Echoing Silences and Gordian Knots
I am Xenoboy. I am the Political Savant.
I have been pondering this NewsWeek article for a few days. Trying to sense the logic of Education Minister's replies. Not surprisingly, he sees that fatal Gordian Knot inherent within our education system. The fact that the system, existing as an exam meritocracy, can only generate the most powerful zombies. Relentless achievers, but relentless achievers within established parameters, within fixed factual boundaries. Imagine how you would thwart an army of zombies. Herd them into a safe zone and build 20 foot walls around them. Threat contained. Problem solved. The point of the article is this : our students and future adult Singaporeans cannot figure out how to break through the twenty foot walls. There lies the critical flaw in our education system. And Tharman can see that. He understands the problem.
What then troubles me about this article? In the words of Satre, every word has an echo, so too does every silence. And what echoes do we hear in this article? The fake US-Singapore comparison and dichotomy painted in the article is a chimera. It is irrelevant. Any knowledgable person can muster the intellectual capability to debunk this false comparison. Newsweek by intent or not, stumbles onto the silenced in Singapore. Politics. Education in Singapore is locked in an embrace with a necessary political program to create Singaporeans who defer to authority and who are focussed only on achieving material goals. To be fair, there is a hint of this : that example of a returning Singaporean whose child was deemed too "pushy". Every word echoes, and so too the silences. The word here is not "pushy", this kid was too political. He stood up and challenged authority. He overturned the layers of respect to authority spread subtly across our years of schooling. Coddling and muzzling the child in his journey of learning.
This is what Mr Tharman will not or cannot(?) say : There is this problem in our education system, we are trying to address creativity and out-of-box thinking but at the same time, it is hopeless because we also need a generation of Singaporeans who recognise authority and not challenge authority. This is the un-utterable. But it echoes still in the article. Creating creativity in a controlled environment is a collapsing contradiction. And on this, the article dances delicately around and beyond this silent/ced topic in Singapore. Remember the Warwick fiasco, it too echoes here in this article. At the end of this dissonant dance, we conclude with a ludicrous comparison between US schools and Singapore schools and inherent class differences. He sees and he understands the problem but ends up articulating a poor metaphor of mountains and valleys. Sad.
Class and comparison are not the issues. The issue is about the echoing silences in the article, isn't it? Its about our students who accept the twenty foot walls around them because they have been taught the twenty foot walls are authoritative Fact, are authoritative Truth. They are taught to accept and not to challenge. Hence, our student will not have a breakthrough finding which debunks the authoritative Fact, the authoritative Truth. And we are left with zombies in a walled enclosure.
Sometimes, its good to listen to the echoing silences which usually drift beyond the walls of truth and the walls of authority.

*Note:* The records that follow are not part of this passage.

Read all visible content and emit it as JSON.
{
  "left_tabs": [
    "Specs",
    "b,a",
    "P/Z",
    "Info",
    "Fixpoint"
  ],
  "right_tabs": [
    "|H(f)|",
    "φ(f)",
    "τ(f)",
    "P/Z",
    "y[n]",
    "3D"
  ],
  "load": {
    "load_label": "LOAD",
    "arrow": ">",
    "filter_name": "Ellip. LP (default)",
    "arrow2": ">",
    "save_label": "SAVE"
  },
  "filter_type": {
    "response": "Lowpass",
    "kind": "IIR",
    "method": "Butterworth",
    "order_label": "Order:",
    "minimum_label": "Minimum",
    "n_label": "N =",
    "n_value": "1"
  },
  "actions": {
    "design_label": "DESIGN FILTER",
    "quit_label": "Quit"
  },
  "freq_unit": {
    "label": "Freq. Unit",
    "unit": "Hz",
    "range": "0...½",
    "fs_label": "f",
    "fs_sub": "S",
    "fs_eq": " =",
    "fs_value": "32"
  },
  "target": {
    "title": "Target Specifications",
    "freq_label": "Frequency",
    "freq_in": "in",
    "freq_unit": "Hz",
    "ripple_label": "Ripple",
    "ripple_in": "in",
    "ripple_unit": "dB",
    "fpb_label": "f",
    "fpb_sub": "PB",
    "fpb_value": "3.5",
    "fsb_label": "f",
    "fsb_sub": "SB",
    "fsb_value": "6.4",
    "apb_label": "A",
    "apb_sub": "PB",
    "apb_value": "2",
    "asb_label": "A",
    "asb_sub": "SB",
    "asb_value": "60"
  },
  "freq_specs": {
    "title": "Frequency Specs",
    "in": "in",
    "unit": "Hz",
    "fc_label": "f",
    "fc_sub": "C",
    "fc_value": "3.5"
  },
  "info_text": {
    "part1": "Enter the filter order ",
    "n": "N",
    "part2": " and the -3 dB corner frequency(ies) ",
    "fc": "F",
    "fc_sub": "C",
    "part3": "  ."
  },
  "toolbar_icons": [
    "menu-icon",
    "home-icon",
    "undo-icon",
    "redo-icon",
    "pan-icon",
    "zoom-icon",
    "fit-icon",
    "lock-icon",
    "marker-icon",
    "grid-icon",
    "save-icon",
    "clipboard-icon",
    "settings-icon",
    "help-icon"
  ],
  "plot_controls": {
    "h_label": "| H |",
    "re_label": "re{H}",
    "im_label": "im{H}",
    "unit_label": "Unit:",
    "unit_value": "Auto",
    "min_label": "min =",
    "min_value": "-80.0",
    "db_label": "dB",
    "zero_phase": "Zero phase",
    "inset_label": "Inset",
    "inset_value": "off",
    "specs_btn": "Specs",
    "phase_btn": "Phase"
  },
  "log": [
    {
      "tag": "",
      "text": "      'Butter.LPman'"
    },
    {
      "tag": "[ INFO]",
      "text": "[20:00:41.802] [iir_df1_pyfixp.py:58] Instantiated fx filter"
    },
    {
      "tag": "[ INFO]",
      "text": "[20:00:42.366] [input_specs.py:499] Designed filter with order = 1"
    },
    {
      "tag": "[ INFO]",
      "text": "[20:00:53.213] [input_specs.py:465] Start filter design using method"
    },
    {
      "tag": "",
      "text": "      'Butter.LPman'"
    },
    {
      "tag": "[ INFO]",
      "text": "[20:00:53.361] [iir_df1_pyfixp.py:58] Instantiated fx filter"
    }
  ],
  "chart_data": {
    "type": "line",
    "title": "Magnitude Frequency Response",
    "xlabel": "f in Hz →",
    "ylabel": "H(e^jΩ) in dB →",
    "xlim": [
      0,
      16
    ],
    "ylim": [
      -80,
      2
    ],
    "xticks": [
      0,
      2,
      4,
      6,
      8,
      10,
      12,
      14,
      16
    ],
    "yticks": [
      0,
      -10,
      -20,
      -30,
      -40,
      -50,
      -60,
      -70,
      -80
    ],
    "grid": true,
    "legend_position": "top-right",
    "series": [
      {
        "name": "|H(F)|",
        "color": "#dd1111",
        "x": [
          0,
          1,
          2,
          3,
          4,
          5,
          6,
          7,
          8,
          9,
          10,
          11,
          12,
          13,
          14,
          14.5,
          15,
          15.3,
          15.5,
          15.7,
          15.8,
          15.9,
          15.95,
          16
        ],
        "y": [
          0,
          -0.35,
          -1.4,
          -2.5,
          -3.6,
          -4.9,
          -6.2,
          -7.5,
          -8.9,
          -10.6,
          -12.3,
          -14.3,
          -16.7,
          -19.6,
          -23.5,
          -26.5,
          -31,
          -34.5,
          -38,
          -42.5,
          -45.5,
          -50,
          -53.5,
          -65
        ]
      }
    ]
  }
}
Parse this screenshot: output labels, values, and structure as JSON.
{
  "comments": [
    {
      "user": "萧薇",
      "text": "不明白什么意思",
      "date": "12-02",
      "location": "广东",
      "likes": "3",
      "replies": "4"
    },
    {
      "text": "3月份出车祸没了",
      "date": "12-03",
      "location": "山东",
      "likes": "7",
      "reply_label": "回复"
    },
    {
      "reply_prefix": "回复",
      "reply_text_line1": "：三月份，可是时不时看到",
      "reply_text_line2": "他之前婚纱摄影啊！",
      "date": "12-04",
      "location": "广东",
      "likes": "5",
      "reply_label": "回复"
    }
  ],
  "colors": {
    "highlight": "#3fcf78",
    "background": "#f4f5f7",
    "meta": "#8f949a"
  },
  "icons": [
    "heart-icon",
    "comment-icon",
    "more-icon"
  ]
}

I am Xenoboy. I am the Political Savant.
Quotes of the Day --
"The order that our mind imagines is like a net or like a ladder, built to attain something. but afterward, you must throw the ladder away, because you discover that, even if it was useful, it was meaningless ... The only truths that are useful are instruments to be thrown away."
"Do you mean that there would be no possible and communicable learning anymore if the very criterion of truth were lacking, or do you mean you could no longer communicate what you know because others would not allow you to?"
-- The Name of the Rose, Umberto Eco
5 Comments:
In fact, not all zombies unquestioningly accept the twenty foot walls. What about the violence on those who attempt to claw a way through the walls? That's another silence, a double silence in the sense that the violence is not to be mentioned and that the zombies are silenced.
Sometimes the wall is not a real wall, but a mere assemblage of unglued bricks. The zombie who removes one will have the entire structure collapsing on him, crushing him.
After all, we know that some of the strongest real walls are built around, not the zombies, but around non-zombies for the purpose of protection. A fortress, in other words. And these are the walls that will not come crashing down easily.
One people, one party, one Singapore, is that the way we will be forever more?
Every creed and every race, serves to be a super zombie.
One people, One Party, One Singapore...lalala
For the Warwick part, economics played a very big part in their decision too. This is according to a very reliable source from inside the agency in charge. Major keywords involve land, prices, tax, breaks, etc etc.
Of course there is the political freedom part that we are all aware of. Just like to highlight the fundamental factors that underlies investment decisions.
"And Tharman can see that. He understands the problem."
This is the scary part I think. when the to can see but cannot act as they are hemmed in by the system they erect.
molly -- ahaha yes. its the walls within the walls, a concentric situation. if you see this, you want to break it down or you have already psychologically broken it down. But there are those who see and who forget. and the walls remain where they are.
ted -- no arguments there, it could be self serving economic interests but in the end, we provide too convenient an excuse for them to justify their decision as well.
anons -- it is scary if it is fiction. but i don't think it is.